Reuters was not immediately able to contact the army for comment.
In a powerful and impressive speech to the UN General Assembly, Myanmar's Ambassador Kyaw Moe Tun says "the military coup is not acceptable in this modern world and the coup must fail." A speech for everyone in Myanmar to be proud of. pic.twitter.com/241WneGz7G— Kenneth Roth (@KenRoth) February 27, 2021
Time to move
Coup opponents hailed Kyaw Moe Tun as a hero and flooded social media with messages of thanks. UN Special Rapporteur Tom Andrews said he was overwhelmed as he watched the ambassador's "act of courage".
"It's time for the world to answer that courageous call with action," Andrews said on Twitter.
China's envoy did not criticise the coup and said the situation was part of Myanmar's "internal affairs". China supported diplomacy by southeast Asian countries, he said.
But in more bad news for the generals who have traditionally shrugged off outside pressure, Australia's Woodside Petroleum Ltd said it was cutting its presence in Myanmar over concern about rights violations and violence by security forces.
"Woodside supports the people of Myanmar and we hope to see a peaceful journey to democracy," the company said.
I was overwhelmed today as I watched Myanmar's UN ambassador's remarkable act of courage at the UN. Despite enormous pressure to do otherwise, he spoke up for the people of Myanmar and against an illegal coup. It's time for the world to answer that courageous call with action. pic.twitter.com/y6UrUECfSh— UN Special Rapporteur Tom Andrews (@RapporteurUn) February 27, 2021
Election date not declared
A lawyer for Suu Kyi, Khin Maung Zaw, told Reuters he had also heard that she had been moved from her home in the capital, Naypyitaw, but could not confirm it. Authorities did not respond to a request for comment.

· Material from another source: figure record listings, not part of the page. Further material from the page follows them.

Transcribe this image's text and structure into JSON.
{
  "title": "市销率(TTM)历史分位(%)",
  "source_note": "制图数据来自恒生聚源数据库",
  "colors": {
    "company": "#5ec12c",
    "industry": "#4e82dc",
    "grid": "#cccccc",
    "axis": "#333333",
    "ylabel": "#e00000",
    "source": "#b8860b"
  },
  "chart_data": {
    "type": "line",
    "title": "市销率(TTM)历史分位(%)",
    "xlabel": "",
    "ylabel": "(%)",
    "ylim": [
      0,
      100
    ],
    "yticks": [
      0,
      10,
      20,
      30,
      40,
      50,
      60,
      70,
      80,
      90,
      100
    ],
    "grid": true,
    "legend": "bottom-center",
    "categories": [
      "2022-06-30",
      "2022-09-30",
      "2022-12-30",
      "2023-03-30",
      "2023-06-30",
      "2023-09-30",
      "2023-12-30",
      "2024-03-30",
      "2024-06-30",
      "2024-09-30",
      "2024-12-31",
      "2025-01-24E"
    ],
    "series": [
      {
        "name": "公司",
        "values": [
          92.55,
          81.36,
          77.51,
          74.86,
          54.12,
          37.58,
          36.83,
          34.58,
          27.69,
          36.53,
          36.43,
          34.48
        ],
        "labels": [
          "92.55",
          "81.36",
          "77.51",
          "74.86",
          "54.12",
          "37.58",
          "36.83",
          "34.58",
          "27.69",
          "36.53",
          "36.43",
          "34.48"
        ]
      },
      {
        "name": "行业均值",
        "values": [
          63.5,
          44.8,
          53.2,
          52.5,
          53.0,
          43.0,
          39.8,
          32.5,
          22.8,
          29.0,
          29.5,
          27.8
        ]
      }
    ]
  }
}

The lawyer said he had been given no access to Suu Kyi ahead of her next hearing on Monday and he was concerned about her access to justice and legal counsel.
Nobel Peace laureate Suu Kyi, 75, spent nearly 15 years under house arrest during military rule.
She faces charges of illegally importing six walkie-talkie radios and of violating a natural disaster law by breaching coronavirus protocols.
The army has promised an election but not given a date. It has imposed a one-year state of emergency.
The question of an election is at the centre of a diplomatic effort by the Association of Southeast Asian Nations, of which Myanmar is a member.
Indonesia has taken the lead but coup opponents fear the effort could legitimise the junta and what they see as its bid to annul the November election.